Figure 5.

Effects of NR6 treatment in CDKN2A null H2596 MCSs. (A) Representative phase contrast images of H2596 MCSs treated with NR6, for 24 and 72 h. Scale bar = 100 µm. (B) Bar graph shows the number of viable cells in NR6-treated H2596 MCSs, represented as percentage versus untreated MCSs (Ctrl). (C) Bar graph shows the intracellular level of malondialdheyde (MDA) in NR6-treated H2596 MCSs (NR6) expressed as fold increase versus untreated MCSs (Ctrl). (D) Representative Western blot analysis of γ-H2AX expression in untreated (Ctrl) or NR6-treated H2596 MCSs (NR6). H2AX was used as loading control. (E) Representative Western blot analysis showing PARP-1 expression/cleavage in untreated (Ctrl) or NR6-treated H2596 MCSs.

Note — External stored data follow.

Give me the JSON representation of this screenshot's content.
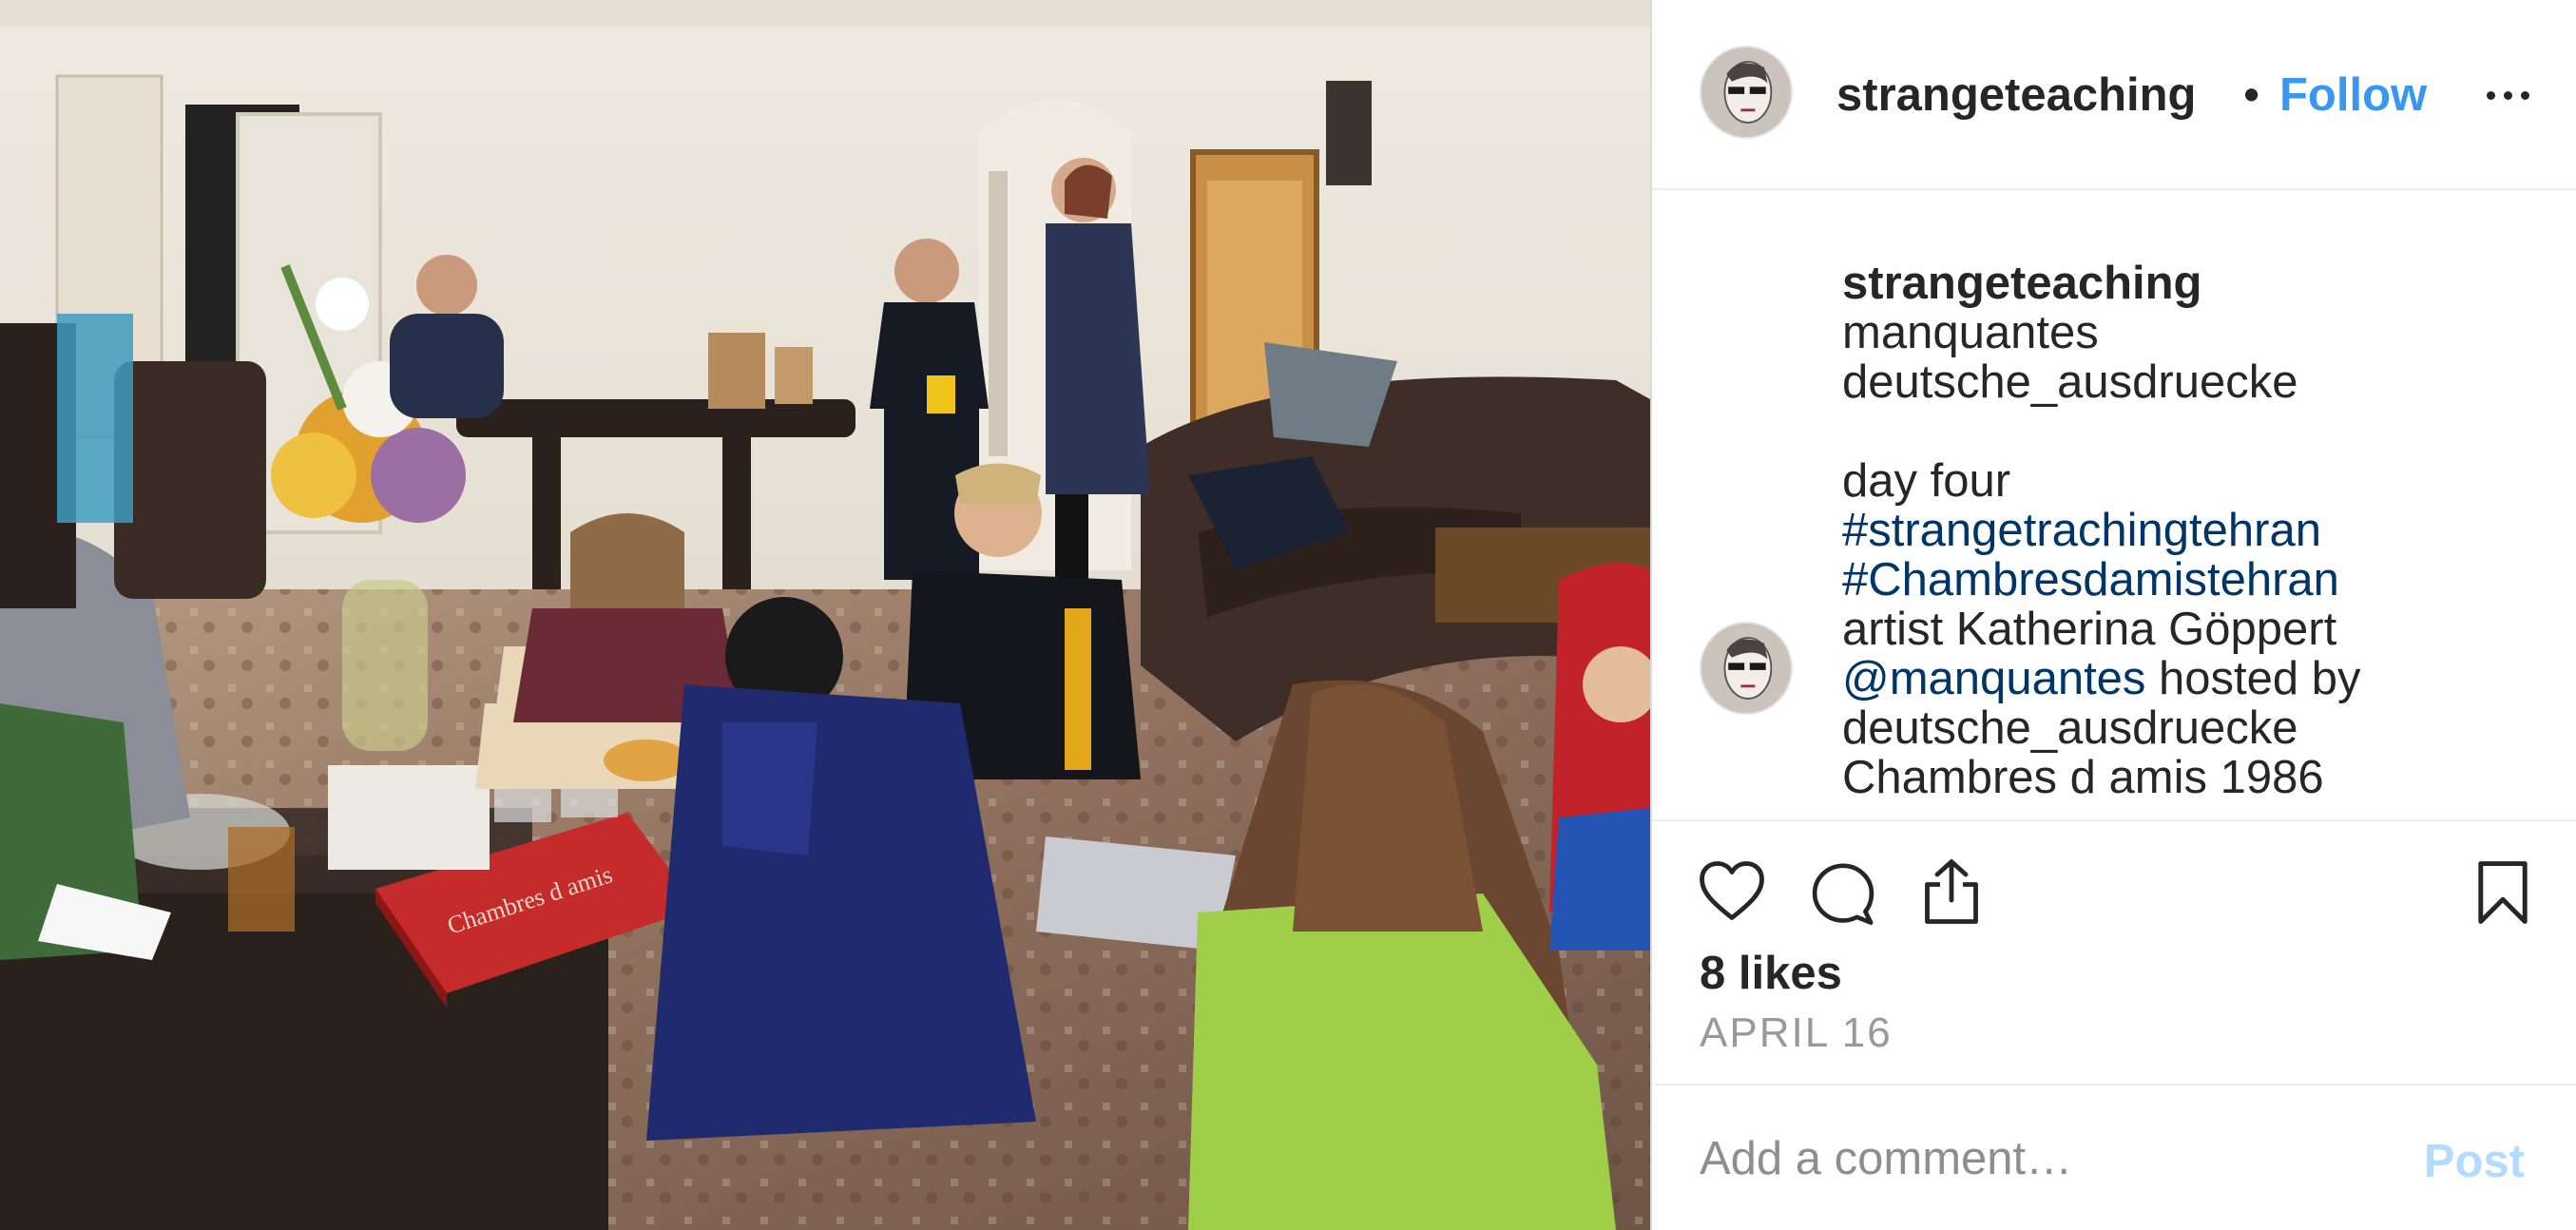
{
  "post": {
    "username": "strangeteaching",
    "separator": "•",
    "follow_label": "Follow",
    "more_icon": "more-options-icon",
    "caption": {
      "owner": "strangeteaching",
      "lines": [
        "manquantes",
        "deutsche_ausdruecke",
        "",
        "day four"
      ],
      "hashtag_1": "#strangetrachingtehran",
      "hashtag_2": "#Chambresdamistehran",
      "line_artist": "artist Katherina Göppert",
      "mention": "@manquantes",
      "mention_suffix": " hosted by",
      "line_host": "deutsche_ausdruecke",
      "line_project": "Chambres d amis 1986"
    },
    "actions": {
      "like_icon": "heart-icon",
      "comment_icon": "comment-icon",
      "share_icon": "share-icon",
      "save_icon": "bookmark-icon"
    },
    "likes": "8 likes",
    "date": "APRIL 16",
    "comment": {
      "placeholder": "Add a comment…",
      "post_label": "Post"
    }
  },
  "photo_book_spine": "Chambres d amis"
}
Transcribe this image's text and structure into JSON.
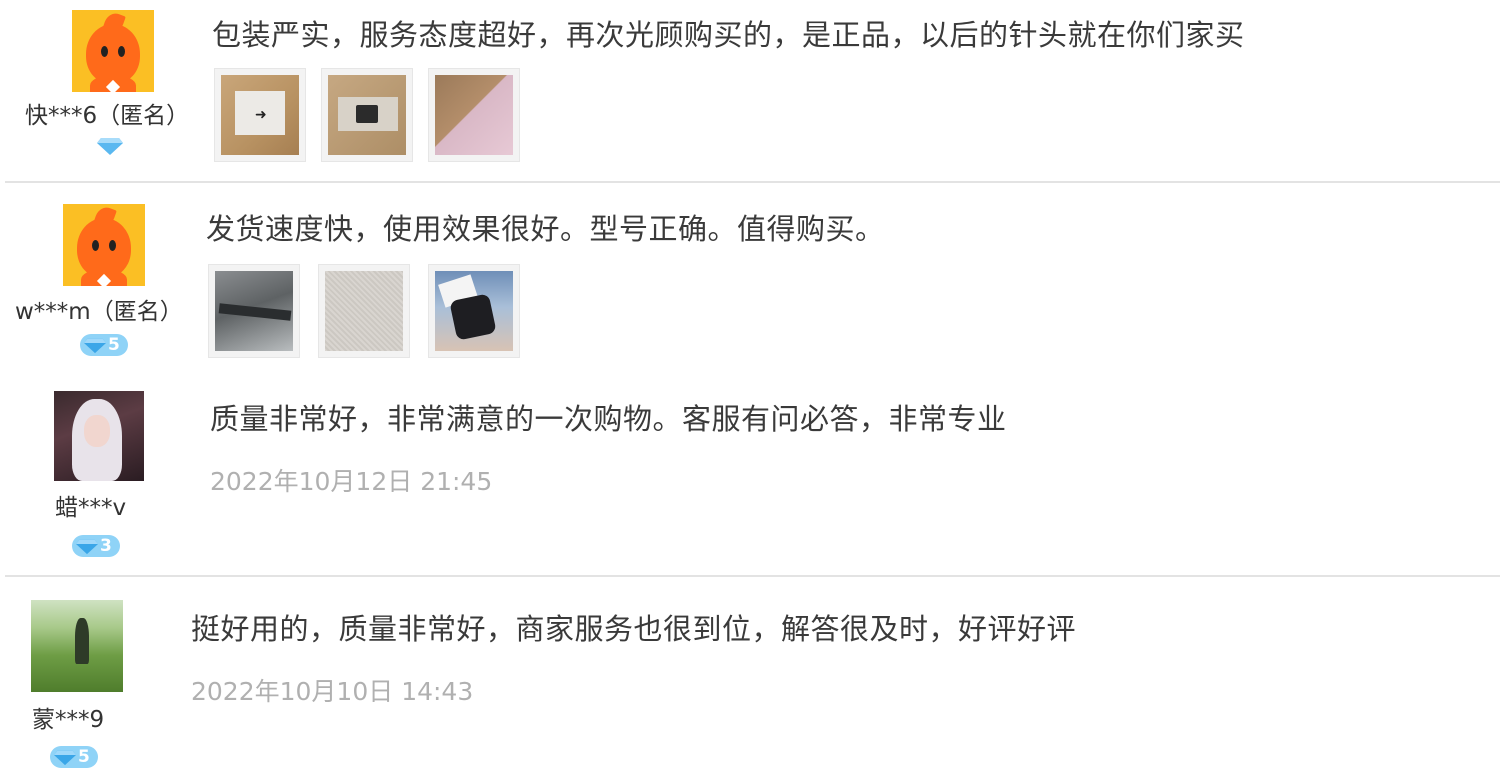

Tubulin was used as loading control. (F) Bar graph shows CDKN2A, IL6, CXCL8, BCL2L11, and BBC3 mRNA expression in NR6-treated H2596 MCSs (NR6) evaluated by real time-PCR and expressed as fold changes versus untreated control MCSs (Ctrl). 18S rRNA was used as housekeeping gene. (G) Bar graph shows the levels (pg/mL) of IL-8 released in the medium by H2596 MCSs treated with NR6, expressed as percentage versus untreated MCSs (Ctrl). (H) Representative phase contrast images of H2596 MCSs treated or not with NR6, for 48 h, and then co-cultured with neutrophils for additional 24 h. Scale bar = 100 µm. In all graphs reported in Figure 5, each bar represents mean of three independent experiments ± s.d., * p ≤ 0.05, ** p ≤ 0.01.